Basically, Chris say that the words and the concepts of social business have not been embraced by large corporations:
Through my conversations with colleagues and executives at large enterprises, the words Social Business have not struck the right chord with leaders. The movement has failed to earn their faith, trust and budgets in a significant way. While the ideas behind the moniker are invaluable in defining the future of work, most large companies simply aren’t buying into or investing in Social Business transformation efforts in more than a piecemeal sort of way
The underlying assumption here is that for an idea to succeed, it has to be accepted by big business. But this assumption contradicts everything we know about innovation. All of us in the business of disrupting management practices have to understand that the people we are disrupting are managers who are comfortable in their positions at the top of the pyramid. Large companies are full of such people. And, as Chris points out, there aren’t a lot of immediate motivations for the kind of wholesale change that social business implies.
This assumption in itself shows a bit of an industrial mindset—the idea that change can and must come from leaders and bosses—even though the concept of social business clearly would say otherwise. And that consultants can co-opt the power of managers and make broad changes in an organization. This is the irony of our era. All of us, even at the vanguard of change, are creatures of our upbringing. Every one of us in the workforce (and unfortunately even my sons who are in college) is the product of an education system that was, like all the rest of our institutions, optimized in the industrial era. We are industrial beings trying to cope with a post-industrial reality.

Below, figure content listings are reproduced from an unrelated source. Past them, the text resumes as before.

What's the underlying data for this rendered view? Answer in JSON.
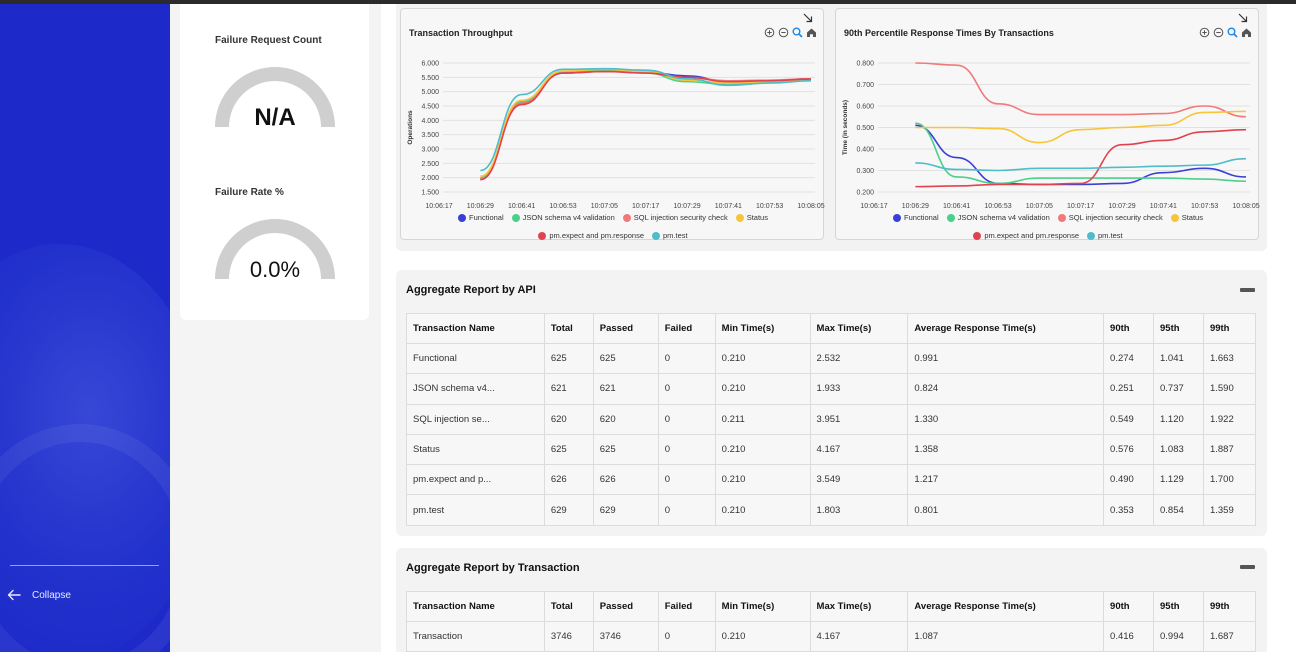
{
  "sidebar": {
    "collapse_label": "Collapse"
  },
  "gauges": [
    {
      "title": "Failure Request Count",
      "value": "N/A"
    },
    {
      "title": "Failure Rate %",
      "value": "0.0%"
    }
  ],
  "colors": {
    "Functional": "#3a3fd6",
    "JSON schema v4 validation": "#4bd08b",
    "SQL injection security check": "#f07a7a",
    "Status": "#f7c53a",
    "pm.expect and pm.response": "#e0434f",
    "pm.test": "#4fbcc9"
  },
  "chart_data": [
    {
      "type": "line",
      "title": "Transaction Throughput",
      "ylabel": "Operations",
      "xlabel": "",
      "ylim": [
        1.5,
        6.0
      ],
      "yticks": [
        "1.500",
        "2.000",
        "2.500",
        "3.000",
        "3.500",
        "4.000",
        "4.500",
        "5.000",
        "5.500",
        "6.000"
      ],
      "x": [
        "10:06:17",
        "10:06:29",
        "10:06:41",
        "10:06:53",
        "10:07:05",
        "10:07:17",
        "10:07:29",
        "10:07:41",
        "10:07:53",
        "10:08:05"
      ],
      "series": [
        {
          "name": "Functional",
          "values": [
            null,
            1.97,
            4.6,
            5.65,
            5.72,
            5.68,
            5.55,
            5.35,
            5.38,
            5.45
          ]
        },
        {
          "name": "JSON schema v4 validation",
          "values": [
            null,
            2.0,
            4.65,
            5.7,
            5.75,
            5.65,
            5.35,
            5.25,
            5.33,
            5.4
          ]
        },
        {
          "name": "SQL injection security check",
          "values": [
            null,
            1.95,
            4.6,
            5.65,
            5.7,
            5.7,
            5.5,
            5.38,
            5.4,
            5.45
          ]
        },
        {
          "name": "Status",
          "values": [
            null,
            2.05,
            4.7,
            5.72,
            5.78,
            5.7,
            5.4,
            5.3,
            5.35,
            5.42
          ]
        },
        {
          "name": "pm.expect and pm.response",
          "values": [
            null,
            1.93,
            4.55,
            5.65,
            5.7,
            5.65,
            5.5,
            5.35,
            5.38,
            5.44
          ]
        },
        {
          "name": "pm.test",
          "values": [
            null,
            2.25,
            4.9,
            5.78,
            5.8,
            5.75,
            5.45,
            5.22,
            5.3,
            5.38
          ]
        }
      ],
      "legend": "bottom"
    },
    {
      "type": "line",
      "title": "90th Percentile Response Times By Transactions",
      "ylabel": "Time (in seconds)",
      "xlabel": "",
      "ylim": [
        0.2,
        0.8
      ],
      "yticks": [
        "0.200",
        "0.300",
        "0.400",
        "0.500",
        "0.600",
        "0.700",
        "0.800"
      ],
      "x": [
        "10:06:17",
        "10:06:29",
        "10:06:41",
        "10:06:53",
        "10:07:05",
        "10:07:17",
        "10:07:29",
        "10:07:41",
        "10:07:53",
        "10:08:05"
      ],
      "series": [
        {
          "name": "Functional",
          "values": [
            null,
            0.51,
            0.36,
            0.24,
            0.235,
            0.235,
            0.24,
            0.29,
            0.31,
            0.27
          ]
        },
        {
          "name": "JSON schema v4 validation",
          "values": [
            null,
            0.52,
            0.27,
            0.24,
            0.265,
            0.265,
            0.265,
            0.265,
            0.26,
            0.25
          ]
        },
        {
          "name": "SQL injection security check",
          "values": [
            null,
            0.8,
            0.79,
            0.61,
            0.56,
            0.56,
            0.56,
            0.565,
            0.6,
            0.55
          ]
        },
        {
          "name": "Status",
          "values": [
            null,
            0.5,
            0.5,
            0.495,
            0.43,
            0.49,
            0.5,
            0.51,
            0.57,
            0.575
          ]
        },
        {
          "name": "pm.expect and pm.response",
          "values": [
            null,
            0.225,
            0.228,
            0.235,
            0.235,
            0.24,
            0.42,
            0.44,
            0.48,
            0.49
          ]
        },
        {
          "name": "pm.test",
          "values": [
            null,
            0.335,
            0.305,
            0.3,
            0.31,
            0.31,
            0.315,
            0.32,
            0.325,
            0.355
          ]
        }
      ],
      "legend": "bottom"
    }
  ],
  "api_report": {
    "title": "Aggregate Report by API",
    "headers": [
      "Transaction Name",
      "Total",
      "Passed",
      "Failed",
      "Min Time(s)",
      "Max Time(s)",
      "Average Response Time(s)",
      "90th",
      "95th",
      "99th"
    ],
    "rows": [
      [
        "Functional",
        "625",
        "625",
        "0",
        "0.210",
        "2.532",
        "0.991",
        "0.274",
        "1.041",
        "1.663"
      ],
      [
        "JSON schema v4...",
        "621",
        "621",
        "0",
        "0.210",
        "1.933",
        "0.824",
        "0.251",
        "0.737",
        "1.590"
      ],
      [
        "SQL injection se...",
        "620",
        "620",
        "0",
        "0.211",
        "3.951",
        "1.330",
        "0.549",
        "1.120",
        "1.922"
      ],
      [
        "Status",
        "625",
        "625",
        "0",
        "0.210",
        "4.167",
        "1.358",
        "0.576",
        "1.083",
        "1.887"
      ],
      [
        "pm.expect and p...",
        "626",
        "626",
        "0",
        "0.210",
        "3.549",
        "1.217",
        "0.490",
        "1.129",
        "1.700"
      ],
      [
        "pm.test",
        "629",
        "629",
        "0",
        "0.210",
        "1.803",
        "0.801",
        "0.353",
        "0.854",
        "1.359"
      ]
    ]
  },
  "txn_report": {
    "title": "Aggregate Report by Transaction",
    "headers": [
      "Transaction Name",
      "Total",
      "Passed",
      "Failed",
      "Min Time(s)",
      "Max Time(s)",
      "Average Response Time(s)",
      "90th",
      "95th",
      "99th"
    ],
    "rows": [
      [
        "Transaction",
        "3746",
        "3746",
        "0",
        "0.210",
        "4.167",
        "1.087",
        "0.416",
        "0.994",
        "1.687"
      ]
    ]
  }
}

One of the basic concepts of that reality is that disruptive change comes from the bottom of markets—in this case, from the bottom of the management pyramid and the external environment of a company.
This means that the hard work of selling new ideas has to be done at the grassroots level. Our work is to empower people with tools that they can use to do their work better. It has to succeed there and filter up. The days of top-down, legislated change are over (as if they were ever that successful to begin with). When the success of your business depends on a smart, engaged workforce, you need for your people to be part of any change.
I’m heading to DC later this week to an academic conference, ICICKM. On Thursday I’ll be presenting a paper with John Dumay that basically says that practitioners have to get out of the cathedral and stop legislating how next generation business should be measured and managed—and get into the streets as missionaries to help empower people with the skills and tools they need to be successful.
Everything that Social Business and Intangible Capital are about tells us that power comes from the people: from your employees and customers and communities and stakeholders of every kind. Social Business isn’t dead. The idea that’s dead is that big business will show us the way to create social businesses. Don’t get to the people through the bosses. Get out and sow change in the streets.